18. In Vasant Permanand Muley, relied on by the petitioner, this Court, per P. R. Borkar J, has held that one of the salutary objects of law of limitation is to prevent the plaintiff from raking up old dispute in respect of which other party would not be able to adduce clear cogent evidence. Despite objection by defendants on the ground of non-joinder, whenever the period of limitation was allowed to expire, it would be too late for the plaintiff to join such necessary parties to the suit. And the only course is to dismiss the very suit. Distinguishing between a proper and a necessary party, it has also held that if the party is only a proper party, the suit as regards the other parties would not be barred because the suit, which had already been instituted, was legal and proper.
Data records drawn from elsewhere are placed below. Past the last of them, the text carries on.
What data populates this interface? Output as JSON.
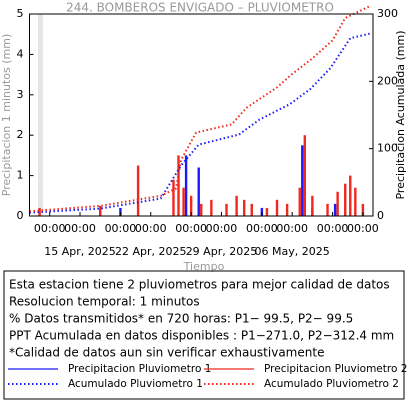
{
  "chart_data": {
    "type": "bar",
    "title": "244. BOMBEROS ENVIGADO – PLUVIOMETRO",
    "x_label": "Tiempo",
    "y_label": "Precipitacion 1 minutos (mm)",
    "y2_label": "Precipitacion Acumulada (mm)",
    "xlim": [
      "2025-04-10 00:00",
      "2025-05-14 00:00"
    ],
    "ylim": [
      0,
      5
    ],
    "yticks": [
      0,
      1,
      2,
      3,
      4,
      5
    ],
    "y2lim": [
      0,
      300
    ],
    "y2ticks": [
      0,
      100,
      200,
      300
    ],
    "xticks": [
      {
        "value": "2025-04-12 00:00",
        "label": "00:00"
      },
      {
        "value": "2025-04-15 00:00",
        "label": "00:00"
      },
      {
        "value": "2025-04-19 00:00",
        "label": "00:00"
      },
      {
        "value": "2025-04-22 00:00",
        "label": "00:00"
      },
      {
        "value": "2025-04-26 00:00",
        "label": "00:00"
      },
      {
        "value": "2025-04-29 00:00",
        "label": "00:00"
      },
      {
        "value": "2025-05-03 00:00",
        "label": "00:00"
      },
      {
        "value": "2025-05-06 00:00",
        "label": "00:00"
      },
      {
        "value": "2025-05-10 00:00",
        "label": "00:00"
      },
      {
        "value": "2025-05-13 00:00",
        "label": "00:00"
      }
    ],
    "xdate_labels": [
      {
        "value": "2025-04-15 00:00",
        "label": "15 Apr, 2025"
      },
      {
        "value": "2025-04-22 00:00",
        "label": "22 Apr, 2025"
      },
      {
        "value": "2025-04-29 00:00",
        "label": "29 Apr, 2025"
      },
      {
        "value": "2025-05-06 00:00",
        "label": "06 May, 2025"
      }
    ],
    "series": [
      {
        "name": "Precipitacion Pluviometro 1",
        "type": "bar",
        "color": "#1a1aff",
        "x": [
          "2025-04-17 00:00",
          "2025-04-19 00:00",
          "2025-04-25 12:00",
          "2025-04-26 18:00",
          "2025-05-03 00:00",
          "2025-05-07 00:00",
          "2025-05-08 00:00",
          "2025-05-10 06:00"
        ],
        "values": [
          0.2,
          0.2,
          1.5,
          1.2,
          0.2,
          1.75,
          0.2,
          0.3
        ]
      },
      {
        "name": "Precipitacion Pluviometro 2",
        "type": "bar",
        "color": "#f0281e",
        "x": [
          "2025-04-11 00:00",
          "2025-04-17 00:00",
          "2025-04-20 18:00",
          "2025-04-24 06:00",
          "2025-04-24 18:00",
          "2025-04-25 06:00",
          "2025-04-26 00:00",
          "2025-04-27 00:00",
          "2025-04-28 00:00",
          "2025-04-29 12:00",
          "2025-04-30 12:00",
          "2025-05-01 06:00",
          "2025-05-02 00:00",
          "2025-05-03 12:00",
          "2025-05-04 12:00",
          "2025-05-05 12:00",
          "2025-05-06 18:00",
          "2025-05-07 06:00",
          "2025-05-08 00:00",
          "2025-05-09 12:00",
          "2025-05-10 12:00",
          "2025-05-11 06:00",
          "2025-05-11 18:00",
          "2025-05-12 06:00",
          "2025-05-13 00:00"
        ],
        "values": [
          0.2,
          0.25,
          1.25,
          0.9,
          1.5,
          0.7,
          0.5,
          0.3,
          0.4,
          0.3,
          0.5,
          0.4,
          0.3,
          0.2,
          0.4,
          0.3,
          0.7,
          2.0,
          0.5,
          0.3,
          0.6,
          0.8,
          1.0,
          0.7,
          0.3
        ]
      },
      {
        "name": "Acumulado Pluviometro 1",
        "type": "line",
        "style": "dotted",
        "axis": "y2",
        "color": "#1a1aff",
        "x": [
          "2025-04-10 00:00",
          "2025-04-17 00:00",
          "2025-04-23 00:00",
          "2025-04-25 00:00",
          "2025-04-26 18:00",
          "2025-04-30 18:00",
          "2025-05-02 18:00",
          "2025-05-05 18:00",
          "2025-05-07 18:00",
          "2025-05-09 18:00",
          "2025-05-11 18:00",
          "2025-05-13 18:00"
        ],
        "values": [
          5,
          11,
          26,
          75,
          106,
          121,
          143,
          166,
          188,
          219,
          264,
          271
        ]
      },
      {
        "name": "Acumulado Pluviometro 2",
        "type": "line",
        "style": "dotted",
        "axis": "y2",
        "color": "#f0281e",
        "x": [
          "2025-04-10 00:00",
          "2025-04-17 00:00",
          "2025-04-23 00:00",
          "2025-04-24 12:00",
          "2025-04-25 00:00",
          "2025-04-26 12:00",
          "2025-04-30 00:00",
          "2025-05-01 12:00",
          "2025-05-04 12:00",
          "2025-05-06 00:00",
          "2025-05-08 00:00",
          "2025-05-10 00:00",
          "2025-05-11 06:00",
          "2025-05-13 18:00"
        ],
        "values": [
          7,
          15,
          30,
          41,
          83,
          124,
          136,
          161,
          191,
          211,
          234,
          261,
          294,
          312
        ]
      }
    ],
    "notes": [
      "Esta estacion tiene 2 pluviometros para mejor calidad de datos",
      "Resolucion temporal: 1 minutos",
      "% Datos transmitidos* en 720 horas: P1− 99.5, P2− 99.5",
      "PPT Acumulada en datos disponibles : P1−271.0, P2−312.4 mm",
      "*Calidad de datos aun sin verificar exhaustivamente"
    ]
  }
}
Of course, to apply that proposition here, it is premature. I better leave it for the trial Court to appreciate the question of limitation once the parties, now brought on record, enter their appearance. 19. Here, in 2011 the petitioner pointed out the respondents' omission to bring on record the necessary party. The respondents, however, remained quiet until 2020. They hardly demonstrated, not even pleaded, any reason to invoke the proviso to section 21 of the Limitation Act. Of course, the trial Court, too, has not spelt out that the impleadment was retroactive. It is only prospective. Result: 20. Therefore, it serves the ends of justice if I hold that the parties now impleaded have actually been brought on record in terms of sub-rule (5) of Rule 10 of Order 1, CPC. And, by that reckoning, the issue of limitation is left open for all the parties to urge before the trial Court during the trial. 21. Thus, the writ petition stands disposed of.